Alla luce di quanto precede, non sussiste la lamentata violazione di legge e la sentenza impugnata risulta adeguatamente, seppur sinteticamente, motivata sul punto censurato, in coerenza con i principi giuridici emergenti in materia dalla disciplina normativa dell’assegno bancario. Ed invero l’art. 45 del R.D. 21 dicembre 1933 n. 1736 subordina il regresso, esercitatile dal portatore, se l’assegno bancario presentato in tempo utile non viene pagato, contro i giranti, il traente e gli altri obbligati, alla condizione che il rifiuto del pagamento sia constatato mediante il protesto o mediante le dichiarazioni che la stessa disposizione qualifica equipollenti. A norma dell’art. 46, il protesto (o la constatazione equivalente) deve farsi prima che sia spirato il termine per la presentazione dell’assegno, termine che, in base all’art. 32, è di otto giorni se l’assegno è pagabile nello stesso Comune di emissione e di quindici giorni se pagabile in altro comune della Repubblica. E l’art. 47 stabilisce, nel primo comma, che il portatore deve dare avviso al proprio girante e al traente del mancato pagamento entro i quattro giorni feriali successivi al giorno del protesto o della dichiarazione equivalente, attivando cosi un meccanismo informativo che investe tutti i giranti menzionati nel titolo fino a risalire al traente, e prevede, nell’ultimo comma, che chi omette di dare tale avviso non decade dal regresso ma è responsabile dei danni eventualmente cagionati nei limiti dell’ammontare dell’assegno bancario. Va pure evidenziato che la previsione legale di un termine breve per l’effettuazione del protesto – o delle equipollenti formalità a connotazione constatativa previste dalla legge – esige di essere valutata, nella sua ragione di essere e nella sua rilevanza per i soggetti variamente interessati alla circolazione del titolo, solo ed esclusivamente in rapporto alla disciplina del regresso per mancato pagamento di cui agli art. 45, 47 e segg. (v. in particolare gli artt. 50 e 51) del r.d. 21 dicembre 1933, n. 1736 (arg. ex Cass. 6 luglio 2000, n. 902, sia pure in relazione alla diversa ipotesi di inosservanza dei termini perentori per la levata del protesto nei confronti del titolare del conto corrente).

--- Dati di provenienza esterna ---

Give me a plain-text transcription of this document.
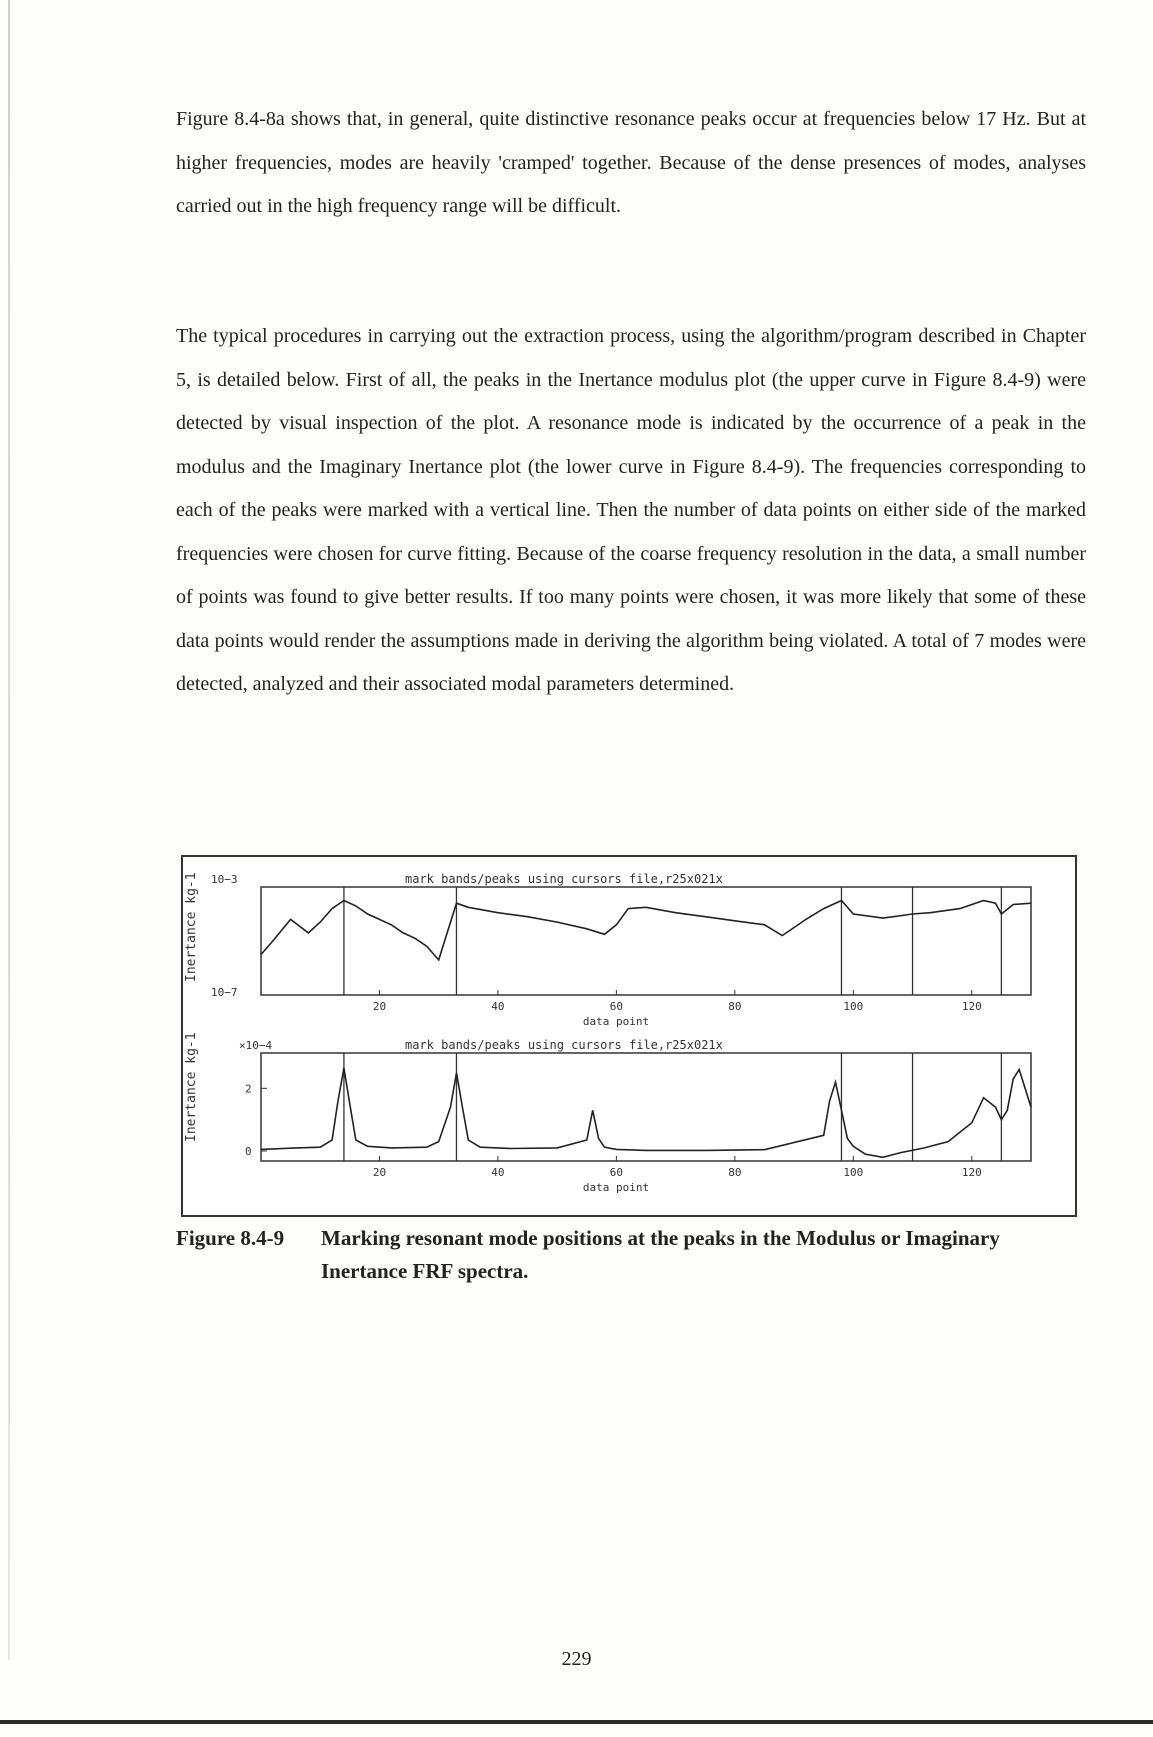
Figure 8.4-8a shows that, in general, quite distinctive resonance peaks occur at frequencies below 17 Hz. But at higher frequencies, modes are heavily 'cramped' together. Because of the dense presences of modes, analyses carried out in the high frequency range will be difficult.

The typical procedures in carrying out the extraction process, using the algorithm/program described in Chapter 5, is detailed below. First of all, the peaks in the Inertance modulus plot (the upper curve in Figure 8.4-9) were detected by visual inspection of the plot. A resonance mode is indicated by the occurrence of a peak in the modulus and the Imaginary Inertance plot (the lower curve in Figure 8.4-9). The frequencies corresponding to each of the peaks were marked with a vertical line. Then the number of data points on either side of the marked frequencies were chosen for curve fitting. Because of the coarse frequency resolution in the data, a small number of points was found to give better results. If too many points were chosen, it was more likely that some of these data points would render the assumptions made in deriving the algorithm being violated. A total of 7 modes were detected, analyzed and their associated modal parameters determined.

mark bands/peaks using cursors file,r25x021x
10−3
10−7
Inertance kg-1
20	40	60	80	100	120
data point
mark bands/peaks using cursors file,r25x021x
×10−4
Inertance kg-1
0
2
20	40	60	80	100	120
data point
Figure 8.4-9	Marking resonant mode positions at the peaks in the Modulus or Imaginary Inertance FRF spectra.
229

2. Il ricorso deve essere, pertanto, rigettato.
3. Le spese del giudizio di cassazione, liquidate come da dispositivo, seguono la soccombenza.

P.Q.M.

La Corte rigetta il ricorso e condanna i ricorrenti, in solido tra loro, al pagamento, in favore della controricorrente, delle spese del presente giudizio di legittimità, che liquida in complessivi Euro 8.200,00, di cui Euro 200,00 per esborsi, oltre spese generali e accessori, come per legge.